I set a new personal record by having both wheelchair tires go flat on the first day of hunting. There are so many thorns in La Pampa that we didn’t even try to repair the inner tubes. I just rode on flats for a week and accepted it as part of the adventure. Hunting on flats is better than sitting at home on perfect tires.
The excitement continued all week as we saw management-class stags every afternoon, but held out for one with a trophy rack. Jorge’s effort and enthusiasm make hunting with him a hoot. As darkness closed in one evening, I asked him to turn on the scopecam to check if we had a good enough image to aim should a stag come out in the fading light. When he flicked on the monitor I couldn’t see a thing, but Jorge squinted and moved his head side to side, and then said, “I think I can still make out the crosshairs. Let’s give it a while longer.”
On our next-to-last evening we watched a management stag cross a field and stand broadside at 100 yards. Jorge shook his head and muttered, “If we see a cull tomorrow, it’s going down.”
“I don’t want to hunt tomorrow,” I said. Jorge looked very disappointed until I added, “I’ve been hunting all week. Enough hunting. Tomorrow let’s just kill something!”
That story quickly spread and at dinner that night everybody was calling us “los asesinos” (assassins).
On the final afternoon we hunted from one of La Mota’s tower blinds with an elevator for wheelchair access. Alex took this pic before getting me out of the truck.

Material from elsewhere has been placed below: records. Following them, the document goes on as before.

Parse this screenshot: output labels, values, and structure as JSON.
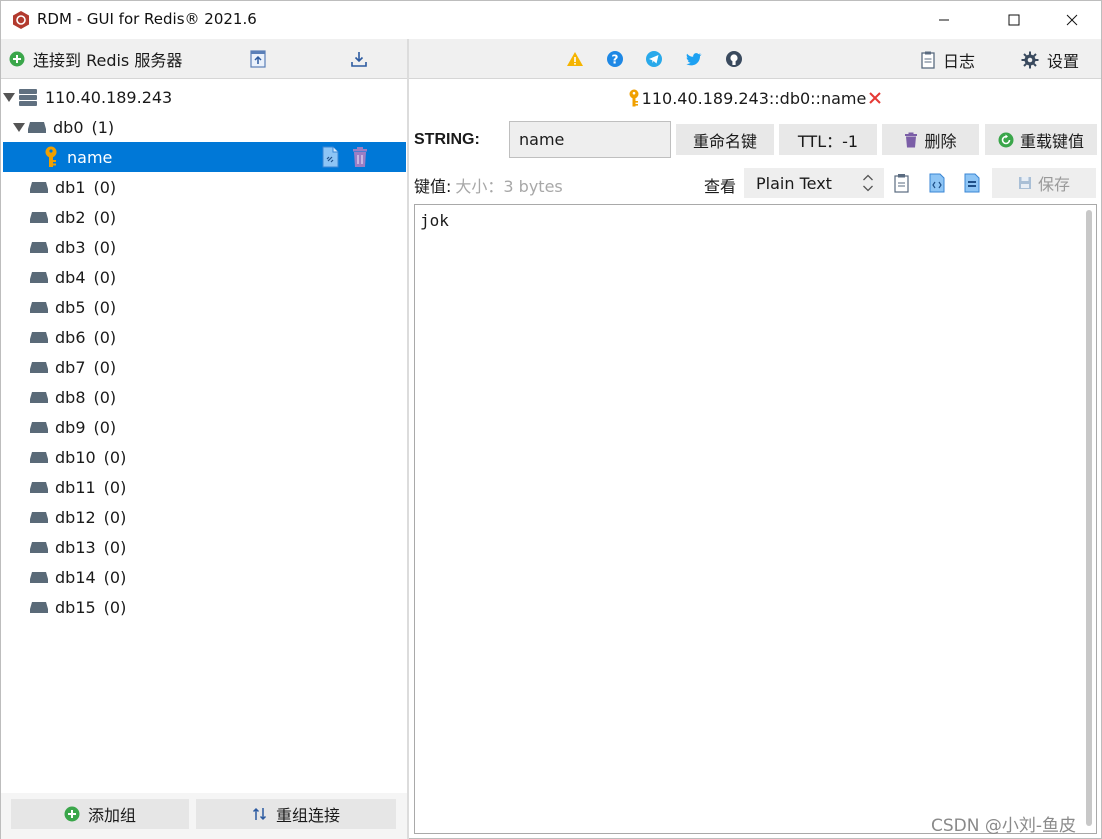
{
  "window": {
    "title": "RDM - GUI for Redis® 2021.6"
  },
  "left_toolbar": {
    "connect_label": "连接到 Redis 服务器"
  },
  "right_toolbar": {
    "log_label": "日志",
    "settings_label": "设置"
  },
  "tree": {
    "server": "110.40.189.243",
    "databases": [
      {
        "name": "db0",
        "count": "(1)"
      },
      {
        "name": "db1",
        "count": "(0)"
      },
      {
        "name": "db2",
        "count": "(0)"
      },
      {
        "name": "db3",
        "count": "(0)"
      },
      {
        "name": "db4",
        "count": "(0)"
      },
      {
        "name": "db5",
        "count": "(0)"
      },
      {
        "name": "db6",
        "count": "(0)"
      },
      {
        "name": "db7",
        "count": "(0)"
      },
      {
        "name": "db8",
        "count": "(0)"
      },
      {
        "name": "db9",
        "count": "(0)"
      },
      {
        "name": "db10",
        "count": "(0)"
      },
      {
        "name": "db11",
        "count": "(0)"
      },
      {
        "name": "db12",
        "count": "(0)"
      },
      {
        "name": "db13",
        "count": "(0)"
      },
      {
        "name": "db14",
        "count": "(0)"
      },
      {
        "name": "db15",
        "count": "(0)"
      }
    ],
    "selected_key": "name"
  },
  "left_bottom": {
    "add_group_label": "添加组",
    "regroup_label": "重组连接"
  },
  "tab": {
    "title": "110.40.189.243::db0::name"
  },
  "key_bar": {
    "type_label": "STRING:",
    "key_name": "name",
    "rename_label": "重命名键",
    "ttl_label": "TTL：-1",
    "delete_label": "删除",
    "reload_label": "重载键值"
  },
  "value_bar": {
    "value_label": "键值:",
    "size_label": "大小：3 bytes",
    "view_label": "查看",
    "format": "Plain Text",
    "save_label": "保存"
  },
  "editor": {
    "content": "jok"
  },
  "watermark": "CSDN @小刘-鱼皮",
  "colors": {
    "selection": "#0078d7",
    "key_icon": "#f0a000",
    "delete_icon": "#7b5ea7",
    "add_icon": "#3aa64a"
  }
}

We had said we’d take the first critter we saw, but we let an armadillo walk. Then we held our fire on another animal because it was Easter Sunday and we weren’t sure if we were watching a jackrabbit or the Easter Bunny. We did shoot a wild boar within the first hour. I thought we had missed until it toppled after running about 40 yards. Alex said he knew the boar was hit “because it took off, swerving and sliding like a car with bald tires.”
Check out the cutters on the beast!
Just before dark, two stags appeared. Jorge explained that one was too young to harvest and the other was a cull. He gave me the option to take the management stag, which I accepted. Jorge steadied the crosshairs, I activated the trigger, and we closed my hunt with a one-shot, 70-yard kill on the 3x3 raghorn.
Jorge and our driver, Oscar, took us to the airport the next day. When we were on our way out, already a quarter-mile from the lodge, Oscar noticed Jorge’s dog (named “Macho”) sprinting behind the truck in an effort to catch us. Oscar slowed down and Macho leapt into the pickup bed to escort us to Santa Rosa.